В сухую погоду за машиной тянется длинное красноватое облако, но, когда начинается дождь, дорога превращается в шоколадно-красный поток, захлестывающий машину по самые ступицы. Бурлящие струи воды заливают радиатор и с шипением обтекают выхлопную трубу. Из-под колес летят в разные стороны целые каскады грязи. Теперь дорога — это канал, по которому плывут огромные машины-амфибии. Когда судно проходит по Суэцкому каналу, со стороны видны только палубные надстройки. Если отойти немного подальше от дороги, по которой идет машина, видна только верхняя часть кузова, и тогда возникает иллюзия, будто машина эта плывет по зеленому травяному морю.
Но на холмах отчетливо видны и машины, и дорога. Особенно дорога. Ее красноватая лента причудливо извивается на фоне зеленеющей травы. Она взлетает вверх, потом круто уходит вниз; петляя, скрывается в долине и снова поднимается на самую вершину холма.
Когда дождь прекращается, земля быстро освобождается от воды, и красный латерит делается похож на мыло с грязнобурым оттенком. Мыло это очень скользкое, так что машину непрерывно заносит и бросает из стороны в сторону. После того как начинает пригревать солнце, дорога затягивается толстой коркой, отдаленно напоминающей цемент. Куски этого цемента летят под крылья и иногда застревают там, блокируя колеса. Растения по обеим сторонам дороги тоже одеты в толстый панцирь из этого цемента.

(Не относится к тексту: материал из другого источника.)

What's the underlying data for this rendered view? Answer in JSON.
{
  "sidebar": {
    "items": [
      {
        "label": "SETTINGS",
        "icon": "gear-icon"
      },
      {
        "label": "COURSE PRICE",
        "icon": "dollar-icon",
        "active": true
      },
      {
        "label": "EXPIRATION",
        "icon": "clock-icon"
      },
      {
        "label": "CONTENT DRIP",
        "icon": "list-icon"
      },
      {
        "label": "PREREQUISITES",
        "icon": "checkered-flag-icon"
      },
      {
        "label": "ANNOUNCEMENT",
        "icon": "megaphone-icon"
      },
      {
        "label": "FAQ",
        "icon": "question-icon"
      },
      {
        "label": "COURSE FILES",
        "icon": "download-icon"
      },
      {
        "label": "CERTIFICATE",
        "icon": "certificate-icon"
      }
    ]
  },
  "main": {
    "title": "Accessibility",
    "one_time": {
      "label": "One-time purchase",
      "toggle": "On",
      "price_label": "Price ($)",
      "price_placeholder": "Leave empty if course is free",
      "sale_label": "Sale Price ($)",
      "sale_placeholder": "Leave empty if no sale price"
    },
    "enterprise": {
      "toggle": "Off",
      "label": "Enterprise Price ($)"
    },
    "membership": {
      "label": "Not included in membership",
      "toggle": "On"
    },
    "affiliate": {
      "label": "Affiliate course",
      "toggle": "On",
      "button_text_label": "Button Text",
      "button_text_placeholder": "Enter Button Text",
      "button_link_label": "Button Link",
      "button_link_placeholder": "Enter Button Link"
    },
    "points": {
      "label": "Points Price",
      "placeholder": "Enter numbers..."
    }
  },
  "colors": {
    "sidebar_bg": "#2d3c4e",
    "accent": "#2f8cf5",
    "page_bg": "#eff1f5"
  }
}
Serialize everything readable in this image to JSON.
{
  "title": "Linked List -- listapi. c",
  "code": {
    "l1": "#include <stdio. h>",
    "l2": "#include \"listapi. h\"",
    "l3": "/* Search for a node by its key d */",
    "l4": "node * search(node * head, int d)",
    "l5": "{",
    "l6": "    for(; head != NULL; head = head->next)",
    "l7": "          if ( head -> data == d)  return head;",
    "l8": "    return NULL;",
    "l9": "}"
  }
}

Вот на грузовик залезает стайка ребятишек, которые тут же устраиваются поудобней между ящиками и тюками. Они поют нечто вроде блюза, импровизируя и музыку, и текст. Текст этот, а может быть и подтекст, несомненно, рассказывает о чем-то очень веселом, потому что песня то и дело прерывается взрывами смеха.
На крутом повороте, где скорость приходится снизить до нескольких километров в час, грузовик медленно съезжает в канаву. Ребята визжат и завывают от восторга, а белый человек, сидящий за рулем, недовольно морщится. Самолюбие его уязвлено, и, кроме того, он считает, что его пассажиры ведут себя крайне непристойно, радуясь, когда он попал в беду. Этот белый человек — я, а грузовик мой, и он явно решил немного отдохнуть от трудов праведных.

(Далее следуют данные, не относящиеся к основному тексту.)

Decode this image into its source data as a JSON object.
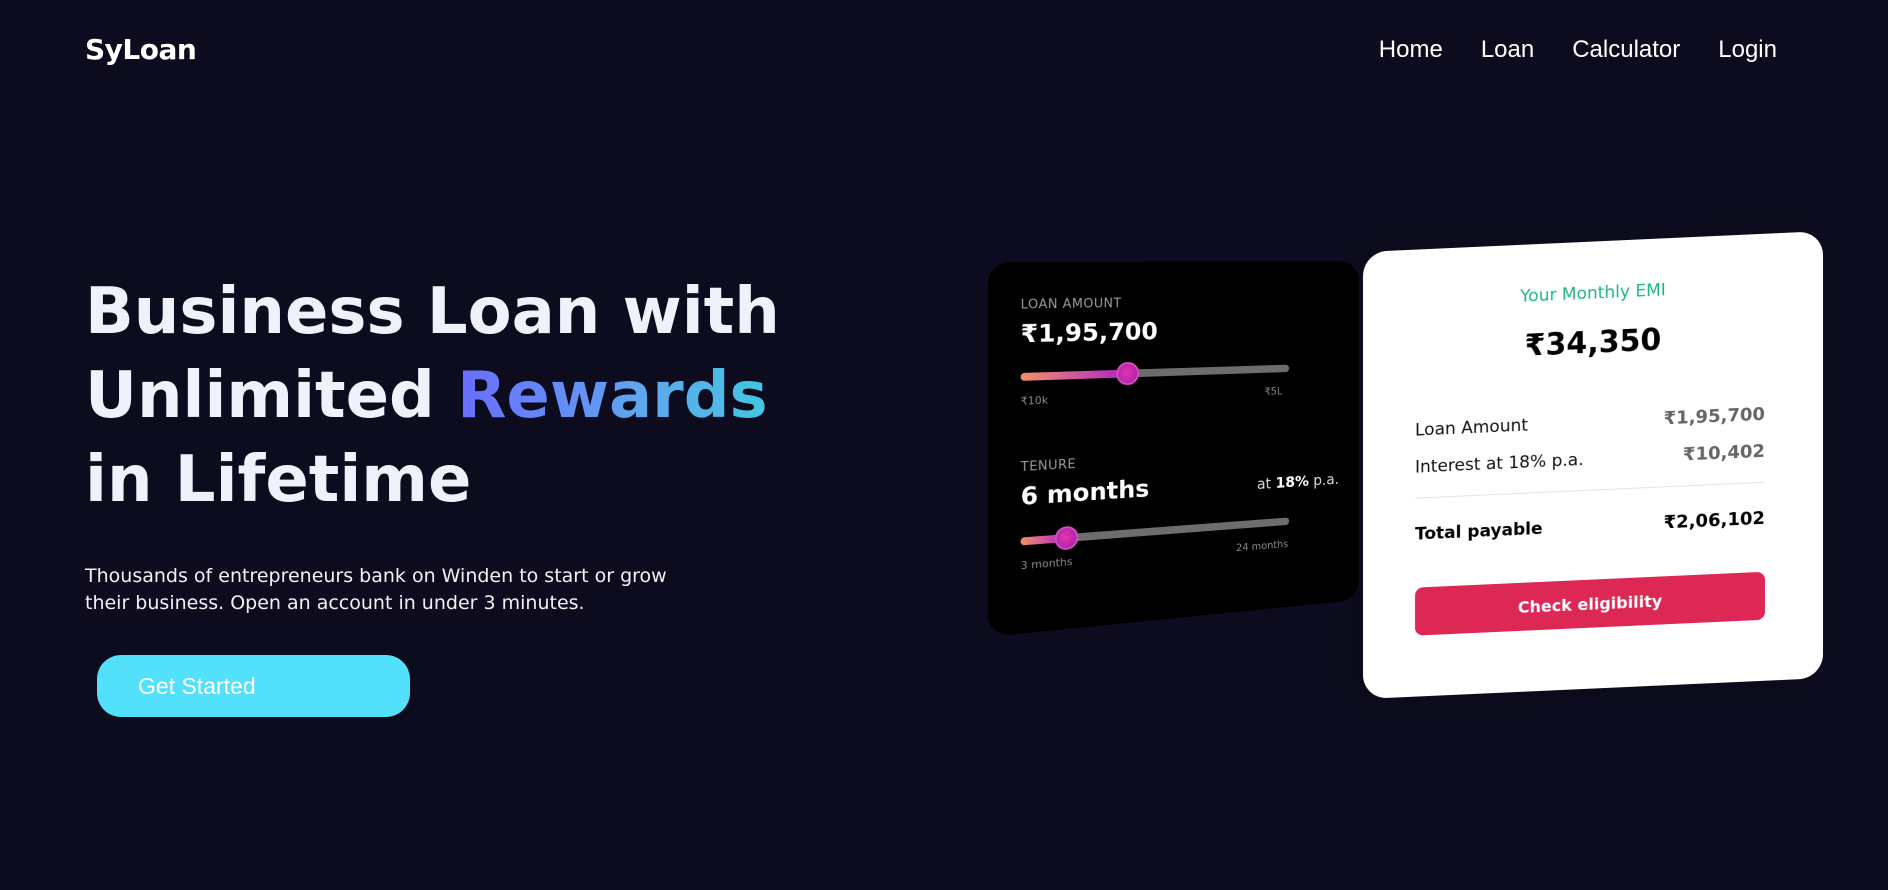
{
  "header": {
    "logo": "SyLoan",
    "nav": [
      "Home",
      "Loan",
      "Calculator",
      "Login"
    ]
  },
  "hero": {
    "title_part1": "Business Loan with Unlimited ",
    "title_highlight": "Rewards",
    "title_part2": " in Lifetime",
    "subtitle": "Thousands of entrepreneurs bank on Winden to start or grow their business. Open an account in under 3 minutes.",
    "cta_label": "Get Started"
  },
  "calculator": {
    "loan_amount_label": "LOAN AMOUNT",
    "loan_amount_value": "₹1,95,700",
    "loan_slider_fraction": 0.38,
    "loan_min": "₹10k",
    "loan_max": "₹5L",
    "tenure_label": "TENURE",
    "tenure_value": "6 months",
    "tenure_rate_prefix": "at ",
    "tenure_rate": "18%",
    "tenure_rate_suffix": " p.a.",
    "tenure_slider_fraction": 0.16,
    "tenure_min": "3 months",
    "tenure_max": "24 months"
  },
  "summary": {
    "emi_title": "Your Monthly EMI",
    "emi_value": "₹34,350",
    "loan_amount_label": "Loan Amount",
    "loan_amount_value": "₹1,95,700",
    "interest_label": "Interest at 18% p.a.",
    "interest_value": "₹10,402",
    "total_label": "Total payable",
    "total_value": "₹2,06,102",
    "eligibility_label": "Check eligibility"
  },
  "colors": {
    "background": "#0d0c1f",
    "cta": "#52e0fb",
    "accent_green": "#1cb57e",
    "eligibility": "#dd2754"
  }
}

Черные ноги ожесточенно месят красную раскисшую землю. Мы разматываем стальной трос с лебедки, закрепляем ее и включаем двигатель. Его рев заглушает ритмическое пение африканцев, толкающих машину из канавы. Наконец мы снова выбрались на дорогу.
Через три дня, после того как я выехал из Браззавиля, вдали появилась деревня Муаензи.

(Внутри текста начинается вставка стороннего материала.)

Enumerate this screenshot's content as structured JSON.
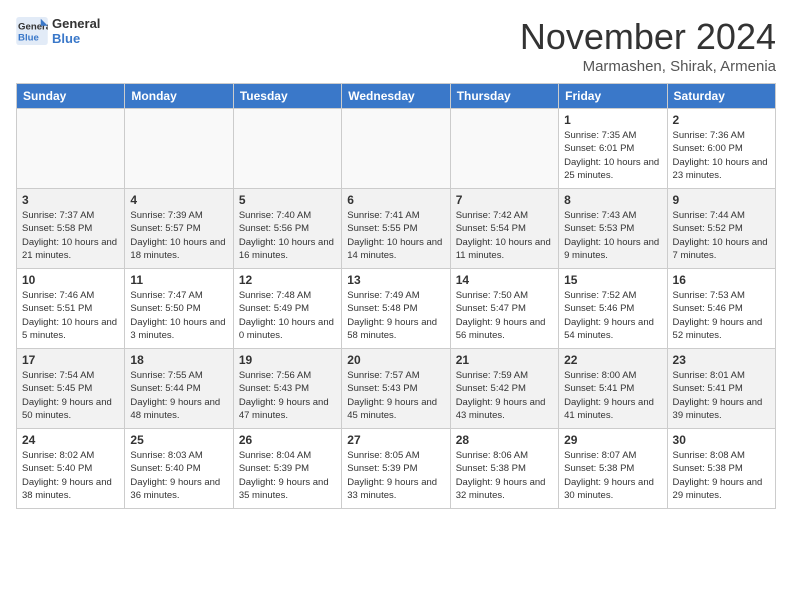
{
  "header": {
    "logo_line1": "General",
    "logo_line2": "Blue",
    "month": "November 2024",
    "location": "Marmashen, Shirak, Armenia"
  },
  "days_of_week": [
    "Sunday",
    "Monday",
    "Tuesday",
    "Wednesday",
    "Thursday",
    "Friday",
    "Saturday"
  ],
  "weeks": [
    [
      {
        "day": "",
        "info": ""
      },
      {
        "day": "",
        "info": ""
      },
      {
        "day": "",
        "info": ""
      },
      {
        "day": "",
        "info": ""
      },
      {
        "day": "",
        "info": ""
      },
      {
        "day": "1",
        "info": "Sunrise: 7:35 AM\nSunset: 6:01 PM\nDaylight: 10 hours and 25 minutes."
      },
      {
        "day": "2",
        "info": "Sunrise: 7:36 AM\nSunset: 6:00 PM\nDaylight: 10 hours and 23 minutes."
      }
    ],
    [
      {
        "day": "3",
        "info": "Sunrise: 7:37 AM\nSunset: 5:58 PM\nDaylight: 10 hours and 21 minutes."
      },
      {
        "day": "4",
        "info": "Sunrise: 7:39 AM\nSunset: 5:57 PM\nDaylight: 10 hours and 18 minutes."
      },
      {
        "day": "5",
        "info": "Sunrise: 7:40 AM\nSunset: 5:56 PM\nDaylight: 10 hours and 16 minutes."
      },
      {
        "day": "6",
        "info": "Sunrise: 7:41 AM\nSunset: 5:55 PM\nDaylight: 10 hours and 14 minutes."
      },
      {
        "day": "7",
        "info": "Sunrise: 7:42 AM\nSunset: 5:54 PM\nDaylight: 10 hours and 11 minutes."
      },
      {
        "day": "8",
        "info": "Sunrise: 7:43 AM\nSunset: 5:53 PM\nDaylight: 10 hours and 9 minutes."
      },
      {
        "day": "9",
        "info": "Sunrise: 7:44 AM\nSunset: 5:52 PM\nDaylight: 10 hours and 7 minutes."
      }
    ],
    [
      {
        "day": "10",
        "info": "Sunrise: 7:46 AM\nSunset: 5:51 PM\nDaylight: 10 hours and 5 minutes."
      },
      {
        "day": "11",
        "info": "Sunrise: 7:47 AM\nSunset: 5:50 PM\nDaylight: 10 hours and 3 minutes."
      },
      {
        "day": "12",
        "info": "Sunrise: 7:48 AM\nSunset: 5:49 PM\nDaylight: 10 hours and 0 minutes."
      },
      {
        "day": "13",
        "info": "Sunrise: 7:49 AM\nSunset: 5:48 PM\nDaylight: 9 hours and 58 minutes."
      },
      {
        "day": "14",
        "info": "Sunrise: 7:50 AM\nSunset: 5:47 PM\nDaylight: 9 hours and 56 minutes."
      },
      {
        "day": "15",
        "info": "Sunrise: 7:52 AM\nSunset: 5:46 PM\nDaylight: 9 hours and 54 minutes."
      },
      {
        "day": "16",
        "info": "Sunrise: 7:53 AM\nSunset: 5:46 PM\nDaylight: 9 hours and 52 minutes."
      }
    ],
    [
      {
        "day": "17",
        "info": "Sunrise: 7:54 AM\nSunset: 5:45 PM\nDaylight: 9 hours and 50 minutes."
      },
      {
        "day": "18",
        "info": "Sunrise: 7:55 AM\nSunset: 5:44 PM\nDaylight: 9 hours and 48 minutes."
      },
      {
        "day": "19",
        "info": "Sunrise: 7:56 AM\nSunset: 5:43 PM\nDaylight: 9 hours and 47 minutes."
      },
      {
        "day": "20",
        "info": "Sunrise: 7:57 AM\nSunset: 5:43 PM\nDaylight: 9 hours and 45 minutes."
      },
      {
        "day": "21",
        "info": "Sunrise: 7:59 AM\nSunset: 5:42 PM\nDaylight: 9 hours and 43 minutes."
      },
      {
        "day": "22",
        "info": "Sunrise: 8:00 AM\nSunset: 5:41 PM\nDaylight: 9 hours and 41 minutes."
      },
      {
        "day": "23",
        "info": "Sunrise: 8:01 AM\nSunset: 5:41 PM\nDaylight: 9 hours and 39 minutes."
      }
    ],
    [
      {
        "day": "24",
        "info": "Sunrise: 8:02 AM\nSunset: 5:40 PM\nDaylight: 9 hours and 38 minutes."
      },
      {
        "day": "25",
        "info": "Sunrise: 8:03 AM\nSunset: 5:40 PM\nDaylight: 9 hours and 36 minutes."
      },
      {
        "day": "26",
        "info": "Sunrise: 8:04 AM\nSunset: 5:39 PM\nDaylight: 9 hours and 35 minutes."
      },
      {
        "day": "27",
        "info": "Sunrise: 8:05 AM\nSunset: 5:39 PM\nDaylight: 9 hours and 33 minutes."
      },
      {
        "day": "28",
        "info": "Sunrise: 8:06 AM\nSunset: 5:38 PM\nDaylight: 9 hours and 32 minutes."
      },
      {
        "day": "29",
        "info": "Sunrise: 8:07 AM\nSunset: 5:38 PM\nDaylight: 9 hours and 30 minutes."
      },
      {
        "day": "30",
        "info": "Sunrise: 8:08 AM\nSunset: 5:38 PM\nDaylight: 9 hours and 29 minutes."
      }
    ]
  ]
}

Возле Муаензи находится старый, заброшенный рудник. Местные власти предоставили мне для жилья и работы здание конторы, в котором я устроился со всеми удобствами.
Хотя до меня дошли слухи, что деревня заколдована, я не стал расстраиваться по этому поводу, так как, насколько мне известно, духи беспокоят простых смертных только по ночам, а нанятые мною местные жители наверняка смогут возвращаться домой еще до наступления темноты.
Эти злые духи, очевидно, весьма трусливы, потому что они так и не решились схватиться один на один ни со мной, ни с поваром, которого я привез сюда из Браззавиля.
Было уже довольно поздно, когда фары нашего грузовика выхватили из тьмы белую стену дома. В комнатах пахло летучими мышами, которые оставили на подоконниках и на полу свои визитные карточки. Только на следующее утро мы поняли, какой это восхитительный уголок земли.